Daher habe Olschewski ihn gekannt und als Opa Gleisberg eines Tages im Garten vor seinem Taubenschlag zusammengebrochen sei, habe man den Alten ins Krankenhaus gebracht, ihn dort besucht und später bei sich aufgenommen.

Erst habe der Opa mit denen zusammen gewohnt, wofür der alte Mann, der nach dem Tod seiner Frau nicht mehr alleine klar gekommen war, sehr dankbar gewesen sei. Er habe die Straße gekehrt, die Mülltonnen raus gestellt und sich auch um die Tauben der Olschewskis gekümmert.
Doch dann sei Opa Gleisberg immer kranker und schwächer und schließlich zum Pflegefall geworden.

„Da gab es eine kleine Rente, Opa Gleisberg hatte ja auch das vermietete Häuschen in der Röderstraße, von wo es eine Mieteinnahme gab und die Olschewskis kassierten natürlich das Pflegegeld.
Ich sage es ihnen, immer wenn wir gekommen sind und wenn der Medizinische Dienst die Überprüfungen machte, stand das Bett von Herrn Gleisberg vorne im Haus.
Ich sag‘ ja, jeder konnte sehen, daß die Pflege nicht optimal war, schon allein diese vielen Bündel Altpapier da vorne und die vielen leeren Flaschen… Aber mal ehrlich, was will man machen? Der Mann bekam zu essen, zu trinken, seine Medikamente und war bei Leuten. Da hat er mehr als die meisten pflegebedürftigen Alten.

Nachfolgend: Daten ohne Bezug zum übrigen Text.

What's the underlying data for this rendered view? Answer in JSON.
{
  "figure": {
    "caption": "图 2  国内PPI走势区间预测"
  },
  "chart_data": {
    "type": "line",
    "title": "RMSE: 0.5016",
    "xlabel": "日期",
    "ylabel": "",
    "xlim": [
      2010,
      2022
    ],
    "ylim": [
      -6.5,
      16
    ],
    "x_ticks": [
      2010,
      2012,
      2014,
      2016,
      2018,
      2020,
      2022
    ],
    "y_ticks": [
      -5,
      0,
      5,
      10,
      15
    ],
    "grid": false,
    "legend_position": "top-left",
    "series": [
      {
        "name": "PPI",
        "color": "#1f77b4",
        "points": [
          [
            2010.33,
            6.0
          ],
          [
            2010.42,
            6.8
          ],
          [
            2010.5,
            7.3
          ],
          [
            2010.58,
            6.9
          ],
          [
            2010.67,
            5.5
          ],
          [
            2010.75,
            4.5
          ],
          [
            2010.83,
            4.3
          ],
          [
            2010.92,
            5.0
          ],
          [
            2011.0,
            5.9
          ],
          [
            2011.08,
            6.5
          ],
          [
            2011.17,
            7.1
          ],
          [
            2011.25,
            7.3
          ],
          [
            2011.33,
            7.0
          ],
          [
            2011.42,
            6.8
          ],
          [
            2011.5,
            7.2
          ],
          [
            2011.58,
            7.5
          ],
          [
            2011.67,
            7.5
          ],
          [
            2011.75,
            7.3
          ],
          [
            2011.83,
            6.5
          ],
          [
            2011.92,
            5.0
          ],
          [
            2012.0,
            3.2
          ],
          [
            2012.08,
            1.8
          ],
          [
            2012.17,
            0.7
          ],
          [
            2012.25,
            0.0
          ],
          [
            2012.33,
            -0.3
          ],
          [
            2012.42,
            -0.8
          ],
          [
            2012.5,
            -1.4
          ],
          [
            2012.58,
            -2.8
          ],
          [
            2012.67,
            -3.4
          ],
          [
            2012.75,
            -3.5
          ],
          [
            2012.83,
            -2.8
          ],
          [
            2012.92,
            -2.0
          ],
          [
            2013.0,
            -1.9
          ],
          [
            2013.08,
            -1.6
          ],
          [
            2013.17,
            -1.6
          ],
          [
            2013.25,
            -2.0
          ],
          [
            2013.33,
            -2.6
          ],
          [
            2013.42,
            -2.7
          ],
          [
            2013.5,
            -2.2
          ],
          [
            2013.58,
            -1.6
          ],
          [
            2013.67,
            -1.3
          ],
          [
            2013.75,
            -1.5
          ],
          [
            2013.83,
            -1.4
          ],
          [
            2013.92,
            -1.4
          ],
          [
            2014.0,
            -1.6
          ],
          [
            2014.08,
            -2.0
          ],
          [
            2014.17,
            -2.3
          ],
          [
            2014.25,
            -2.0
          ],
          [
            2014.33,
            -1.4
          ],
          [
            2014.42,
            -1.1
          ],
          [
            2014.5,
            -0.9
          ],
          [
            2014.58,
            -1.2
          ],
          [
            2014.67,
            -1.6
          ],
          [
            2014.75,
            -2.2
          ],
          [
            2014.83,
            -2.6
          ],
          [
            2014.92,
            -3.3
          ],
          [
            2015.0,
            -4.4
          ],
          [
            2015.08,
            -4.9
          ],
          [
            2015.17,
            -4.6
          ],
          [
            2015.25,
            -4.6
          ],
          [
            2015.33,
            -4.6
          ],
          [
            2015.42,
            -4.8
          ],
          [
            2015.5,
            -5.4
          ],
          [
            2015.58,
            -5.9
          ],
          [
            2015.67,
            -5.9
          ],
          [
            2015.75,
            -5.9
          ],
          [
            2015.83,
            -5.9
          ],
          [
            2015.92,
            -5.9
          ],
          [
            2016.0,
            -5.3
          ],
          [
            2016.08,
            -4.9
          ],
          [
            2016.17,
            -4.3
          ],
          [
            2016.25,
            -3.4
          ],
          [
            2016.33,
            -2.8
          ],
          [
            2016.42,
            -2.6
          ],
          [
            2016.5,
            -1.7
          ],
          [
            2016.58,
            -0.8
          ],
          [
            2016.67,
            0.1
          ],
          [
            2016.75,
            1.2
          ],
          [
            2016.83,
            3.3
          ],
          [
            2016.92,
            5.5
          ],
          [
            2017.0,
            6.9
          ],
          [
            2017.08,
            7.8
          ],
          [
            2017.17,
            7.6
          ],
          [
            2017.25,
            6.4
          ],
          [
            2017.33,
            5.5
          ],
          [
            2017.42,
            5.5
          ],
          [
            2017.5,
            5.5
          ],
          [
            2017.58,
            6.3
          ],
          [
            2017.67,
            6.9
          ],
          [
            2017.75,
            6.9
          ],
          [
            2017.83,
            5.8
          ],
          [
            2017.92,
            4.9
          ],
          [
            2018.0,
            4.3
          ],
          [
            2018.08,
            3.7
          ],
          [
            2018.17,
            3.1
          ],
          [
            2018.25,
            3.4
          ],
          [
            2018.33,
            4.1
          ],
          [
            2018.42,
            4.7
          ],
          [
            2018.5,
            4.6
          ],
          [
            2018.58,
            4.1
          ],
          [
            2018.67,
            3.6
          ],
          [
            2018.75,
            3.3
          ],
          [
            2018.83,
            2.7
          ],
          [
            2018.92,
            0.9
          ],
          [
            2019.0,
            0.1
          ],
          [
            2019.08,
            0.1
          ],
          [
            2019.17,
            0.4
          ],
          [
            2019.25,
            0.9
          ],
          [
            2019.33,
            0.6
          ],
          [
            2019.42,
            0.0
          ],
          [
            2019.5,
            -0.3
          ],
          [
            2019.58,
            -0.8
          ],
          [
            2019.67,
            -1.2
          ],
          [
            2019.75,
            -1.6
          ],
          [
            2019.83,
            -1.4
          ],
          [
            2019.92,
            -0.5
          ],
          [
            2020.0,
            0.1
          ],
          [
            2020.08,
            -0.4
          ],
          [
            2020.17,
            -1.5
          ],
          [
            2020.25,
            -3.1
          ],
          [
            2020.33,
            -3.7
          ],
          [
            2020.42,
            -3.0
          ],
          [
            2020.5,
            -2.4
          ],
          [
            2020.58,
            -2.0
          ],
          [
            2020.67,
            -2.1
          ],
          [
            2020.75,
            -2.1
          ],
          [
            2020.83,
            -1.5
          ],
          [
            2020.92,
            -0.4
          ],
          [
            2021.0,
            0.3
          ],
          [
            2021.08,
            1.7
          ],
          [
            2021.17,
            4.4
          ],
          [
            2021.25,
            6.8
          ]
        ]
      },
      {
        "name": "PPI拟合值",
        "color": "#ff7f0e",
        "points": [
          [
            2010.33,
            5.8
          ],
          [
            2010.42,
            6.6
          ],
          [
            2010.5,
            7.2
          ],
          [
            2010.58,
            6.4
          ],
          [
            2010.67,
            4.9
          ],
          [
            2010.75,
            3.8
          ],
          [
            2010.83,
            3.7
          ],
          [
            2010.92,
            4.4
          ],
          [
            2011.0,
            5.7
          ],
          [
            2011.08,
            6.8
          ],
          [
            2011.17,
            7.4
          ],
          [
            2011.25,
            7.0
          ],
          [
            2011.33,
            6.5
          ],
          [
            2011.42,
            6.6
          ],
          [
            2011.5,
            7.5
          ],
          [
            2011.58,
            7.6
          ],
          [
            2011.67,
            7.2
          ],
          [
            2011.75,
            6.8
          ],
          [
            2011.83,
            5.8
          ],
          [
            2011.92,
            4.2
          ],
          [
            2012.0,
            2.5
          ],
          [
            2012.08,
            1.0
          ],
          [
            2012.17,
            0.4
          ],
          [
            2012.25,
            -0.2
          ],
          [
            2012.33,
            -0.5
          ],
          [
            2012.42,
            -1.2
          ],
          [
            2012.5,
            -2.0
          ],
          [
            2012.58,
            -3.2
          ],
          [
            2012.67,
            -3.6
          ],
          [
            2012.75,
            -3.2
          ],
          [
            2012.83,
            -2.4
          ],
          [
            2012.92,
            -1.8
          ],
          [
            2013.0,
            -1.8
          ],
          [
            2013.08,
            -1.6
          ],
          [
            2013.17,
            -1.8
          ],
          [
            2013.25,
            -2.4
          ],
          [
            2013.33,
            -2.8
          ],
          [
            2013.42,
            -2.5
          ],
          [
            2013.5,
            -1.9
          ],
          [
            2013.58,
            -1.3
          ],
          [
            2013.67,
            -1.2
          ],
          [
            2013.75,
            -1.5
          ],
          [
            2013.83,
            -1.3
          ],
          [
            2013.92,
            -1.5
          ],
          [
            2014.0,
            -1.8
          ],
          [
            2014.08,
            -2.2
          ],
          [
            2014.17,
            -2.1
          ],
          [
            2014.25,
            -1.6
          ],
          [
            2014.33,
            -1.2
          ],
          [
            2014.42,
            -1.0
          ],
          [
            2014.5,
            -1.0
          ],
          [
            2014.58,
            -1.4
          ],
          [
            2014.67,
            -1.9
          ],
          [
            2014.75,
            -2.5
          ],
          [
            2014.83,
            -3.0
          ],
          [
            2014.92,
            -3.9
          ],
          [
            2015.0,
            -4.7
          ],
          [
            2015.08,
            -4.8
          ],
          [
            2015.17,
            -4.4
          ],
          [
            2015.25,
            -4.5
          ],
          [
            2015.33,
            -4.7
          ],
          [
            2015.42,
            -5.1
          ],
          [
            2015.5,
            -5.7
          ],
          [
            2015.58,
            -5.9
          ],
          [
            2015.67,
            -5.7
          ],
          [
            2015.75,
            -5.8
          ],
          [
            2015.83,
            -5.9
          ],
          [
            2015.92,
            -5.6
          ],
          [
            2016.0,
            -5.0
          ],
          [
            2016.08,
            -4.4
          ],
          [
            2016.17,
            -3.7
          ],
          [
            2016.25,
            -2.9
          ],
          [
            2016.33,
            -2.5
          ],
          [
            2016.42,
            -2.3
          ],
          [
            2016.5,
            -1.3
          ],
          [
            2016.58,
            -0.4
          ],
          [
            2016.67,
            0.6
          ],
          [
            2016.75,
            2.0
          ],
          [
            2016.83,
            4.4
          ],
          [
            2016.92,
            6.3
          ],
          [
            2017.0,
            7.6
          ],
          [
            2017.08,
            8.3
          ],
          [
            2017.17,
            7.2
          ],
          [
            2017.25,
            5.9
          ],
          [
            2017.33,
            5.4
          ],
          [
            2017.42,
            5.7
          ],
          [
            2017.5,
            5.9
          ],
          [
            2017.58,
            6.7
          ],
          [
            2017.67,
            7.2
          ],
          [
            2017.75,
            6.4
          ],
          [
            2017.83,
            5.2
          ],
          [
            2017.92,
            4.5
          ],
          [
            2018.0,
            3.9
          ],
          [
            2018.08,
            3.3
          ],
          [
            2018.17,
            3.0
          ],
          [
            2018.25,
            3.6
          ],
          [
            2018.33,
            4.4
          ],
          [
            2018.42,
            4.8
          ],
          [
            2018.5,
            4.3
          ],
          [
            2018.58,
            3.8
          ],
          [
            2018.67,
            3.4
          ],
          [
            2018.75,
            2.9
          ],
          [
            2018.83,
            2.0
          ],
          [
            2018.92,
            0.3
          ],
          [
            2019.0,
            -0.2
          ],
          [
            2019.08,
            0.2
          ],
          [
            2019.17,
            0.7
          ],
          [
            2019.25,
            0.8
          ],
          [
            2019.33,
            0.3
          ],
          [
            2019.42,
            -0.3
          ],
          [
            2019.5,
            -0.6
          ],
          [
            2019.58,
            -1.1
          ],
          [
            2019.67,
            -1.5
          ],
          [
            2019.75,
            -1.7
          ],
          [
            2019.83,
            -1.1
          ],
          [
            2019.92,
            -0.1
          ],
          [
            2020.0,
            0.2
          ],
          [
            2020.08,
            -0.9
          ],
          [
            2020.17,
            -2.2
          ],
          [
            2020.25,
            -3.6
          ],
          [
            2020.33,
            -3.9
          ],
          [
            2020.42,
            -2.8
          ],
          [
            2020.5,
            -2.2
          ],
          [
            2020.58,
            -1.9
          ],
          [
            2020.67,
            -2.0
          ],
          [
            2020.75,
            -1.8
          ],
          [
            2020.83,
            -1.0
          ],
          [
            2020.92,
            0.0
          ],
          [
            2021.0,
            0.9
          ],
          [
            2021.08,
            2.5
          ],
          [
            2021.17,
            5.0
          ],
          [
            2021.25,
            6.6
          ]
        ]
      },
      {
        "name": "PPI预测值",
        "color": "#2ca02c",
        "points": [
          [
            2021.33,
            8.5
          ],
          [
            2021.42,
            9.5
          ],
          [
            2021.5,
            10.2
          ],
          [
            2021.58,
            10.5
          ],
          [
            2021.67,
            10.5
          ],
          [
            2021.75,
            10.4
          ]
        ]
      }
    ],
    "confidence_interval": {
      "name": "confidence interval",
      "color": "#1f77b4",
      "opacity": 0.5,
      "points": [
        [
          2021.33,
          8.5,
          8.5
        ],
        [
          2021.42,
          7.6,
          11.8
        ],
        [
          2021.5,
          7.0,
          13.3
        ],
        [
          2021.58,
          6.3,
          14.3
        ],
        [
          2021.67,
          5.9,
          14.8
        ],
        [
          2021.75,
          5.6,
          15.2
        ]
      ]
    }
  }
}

Die meisten sterben uns weg, weil sie nichts zu trinken bekommen. Wirklich, wenn die mehr trinken würden, könnten viele von denen fünf bis zehn Jahre länger leben – ist so meine Theorie.
Aber da hat ja niemand Zeit, sich stundenlang neben die zu setzen und zu sagen: ‚Komm, Oma, trink noch watt!‘.
Da stirbt uns doch keiner wegen großer Pflegefehler, das sind vielleicht ein paar Prozent, nee. die kippen uns weg, weil’se nichts trinken. Is‘ so“, sagt Böttcher und hebt resignierend die Arme.